In a new study, researchers found that a ketogenic diet produces health benefits in the short term, but negative effects after about a week.

Keto diet provides 99% of calories from fat and protein and only 1% from carbohydrates.

The results offer early indications that the keto diet could, over limited time periods, improve human health by lowering diabetes risk and inflammation.

The research was conducted by a team at Yale University.

The keto diet has become increasingly popular as celebrities, including Gwyneth Paltrow, Lebron James, and Kim Kardashian, have touted it as a weight-loss regimen.

A keto diet tricks the body into burning fat. When the body’s glucose level is reduced due to the diet’s low carbohydrate content, the body acts as if it is in a starvation state—although it is not—and begins burning fats instead of carbohydrates.

This process in turn yields chemicals called ketone bodies as an alternative source of fuel. When the body burns ketone bodies, tissue-protective gamma delta T-cells expand throughout the body.

This reduces diabetes risk and inflammation and improves the body’s metabolism.

In the study, the researchers found that the positive and negative effects of the diet both relate to immune cells called gamma delta T-cells, tissue-protective cells that lower diabetes risk and inflammation.

After a week on the keto diet, mice show a reduction in blood sugar levels and inflammation.

But when the body is in this “starving-not-starving” mode, fat storage is also happening simultaneously with fat breakdown.

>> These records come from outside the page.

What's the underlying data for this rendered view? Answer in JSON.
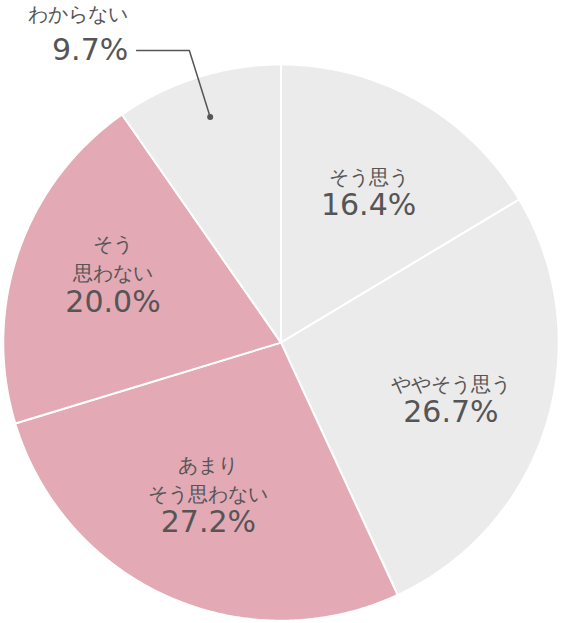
{
  "chart_data": {
    "type": "pie",
    "categories": [
      "そう思う",
      "ややそう思う",
      "あまり\nそう思わない",
      "そう\n思わない",
      "わからない"
    ],
    "values": [
      16.4,
      26.7,
      27.2,
      20.0,
      9.7
    ],
    "value_labels": [
      "16.4%",
      "26.7%",
      "27.2%",
      "20.0%",
      "9.7%"
    ],
    "colors": [
      "#ebebeb",
      "#ebebeb",
      "#e3a9b5",
      "#e3a9b5",
      "#ebebeb"
    ],
    "data_labels": true
  }
}
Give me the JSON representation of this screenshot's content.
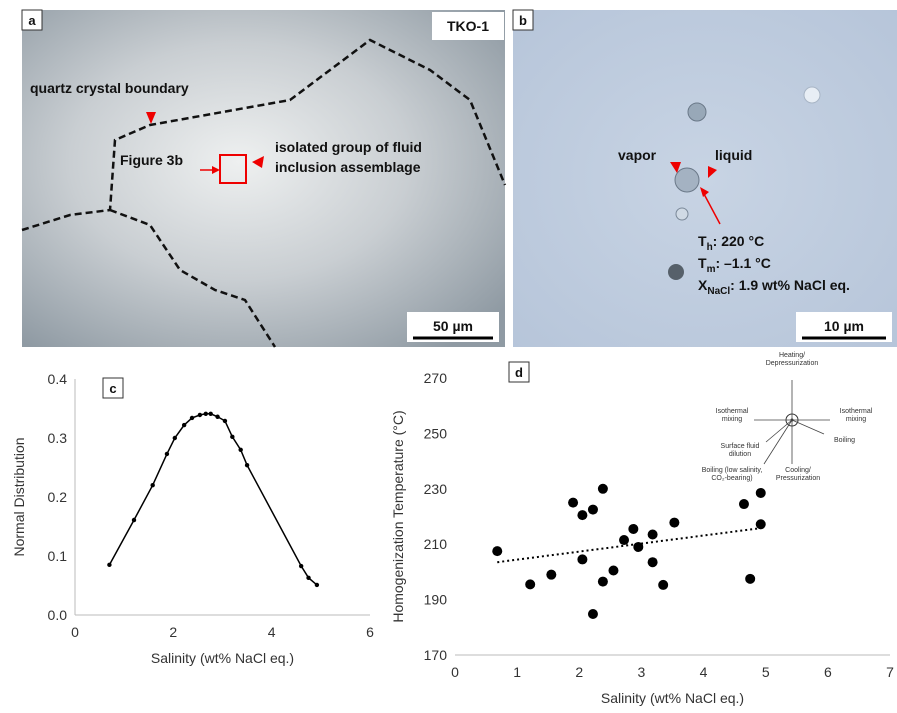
{
  "panel_a": {
    "label": "a",
    "sample": "TKO-1",
    "boundary_label": "quartz crystal boundary",
    "figure_ref": "Figure 3b",
    "group_label": [
      "isolated group of fluid",
      "inclusion assemblage"
    ],
    "scale": "50 µm"
  },
  "panel_b": {
    "label": "b",
    "vapor": "vapor",
    "liquid": "liquid",
    "th": {
      "symbol": "T",
      "sub": "h",
      "text": ": 220 °C"
    },
    "tm": {
      "symbol": "T",
      "sub": "m",
      "text": ": –1.1 °C"
    },
    "x": {
      "symbol": "X",
      "sub": "NaCl",
      "text": ": 1.9 wt% NaCl eq."
    },
    "scale": "10 µm"
  },
  "chart_data": [
    {
      "type": "line",
      "label": "c",
      "xlabel": "Salinity (wt% NaCl eq.)",
      "ylabel": "Normal Distribution",
      "color": "#000000",
      "x": [
        0.7,
        1.2,
        1.58,
        1.87,
        2.03,
        2.22,
        2.38,
        2.54,
        2.66,
        2.76,
        2.9,
        3.05,
        3.2,
        3.37,
        3.5,
        4.6,
        4.75,
        4.92
      ],
      "values": [
        0.085,
        0.161,
        0.22,
        0.273,
        0.3,
        0.322,
        0.334,
        0.339,
        0.341,
        0.341,
        0.336,
        0.329,
        0.302,
        0.28,
        0.254,
        0.083,
        0.063,
        0.051
      ],
      "xlim": [
        0,
        6
      ],
      "xticks": [
        0,
        2,
        4,
        6
      ],
      "ylim": [
        0,
        0.4
      ],
      "yticks": [
        {
          "value": 0,
          "label": "0.0"
        },
        0.1,
        0.2,
        0.3,
        0.4
      ]
    },
    {
      "type": "scatter",
      "label": "d",
      "xlabel": "Salinity (wt% NaCl eq.)",
      "ylabel": "Homogenization Temperature (°C)",
      "color": "#000000",
      "x": [
        0.68,
        1.21,
        1.55,
        1.9,
        2.05,
        2.05,
        2.22,
        2.22,
        2.38,
        2.38,
        2.55,
        2.72,
        2.87,
        2.95,
        3.18,
        3.18,
        3.35,
        3.53,
        4.65,
        4.75,
        4.92,
        4.92
      ],
      "values": [
        207.5,
        195.5,
        199,
        225,
        220.5,
        204.5,
        222.5,
        184.8,
        230,
        196.5,
        200.5,
        211.5,
        215.5,
        209,
        213.5,
        203.5,
        195.3,
        217.8,
        224.5,
        197.5,
        228.5,
        217.2
      ],
      "trendline": {
        "x": [
          0.68,
          4.92
        ],
        "values": [
          203.5,
          215.8
        ]
      },
      "xlim": [
        0,
        7
      ],
      "xticks": [
        0,
        1,
        2,
        3,
        4,
        5,
        6,
        7
      ],
      "ylim": [
        170,
        270
      ],
      "yticks": [
        170,
        190,
        210,
        230,
        250,
        270
      ],
      "inset": {
        "up": [
          "Heating/",
          "Depressurization"
        ],
        "left": [
          "Isothermal",
          "mixing"
        ],
        "right": [
          "Isothermal",
          "mixing"
        ],
        "lowright": [
          "Boiling"
        ],
        "lowleft": [
          "Surface fluid",
          "dilution"
        ],
        "bottomleft": [
          "Boiling (low salinity,",
          "CO₂-bearing)"
        ],
        "down": [
          "Cooling/",
          "Pressurization"
        ]
      }
    }
  ]
}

When mice continue to eat the high-fat, low-carb diet beyond one week, they consume more fat than they can burn, and develop diabetes and obesity.

The team says the mice lost the protective gamma delta T-cells in the fat.

With the latest findings, the researchers now better understand the mechanisms at work in bodies sustained on the keto diet, and why the diet may bring health benefits over limited time periods.

Long-term clinical studies in humans are still necessary to validate the anecdotal claims of keto’s health benefits.

The lead author of the study is Vishwa Deep Dixit of the Yale School of Medicine.

The study is published in Nature Metabolism.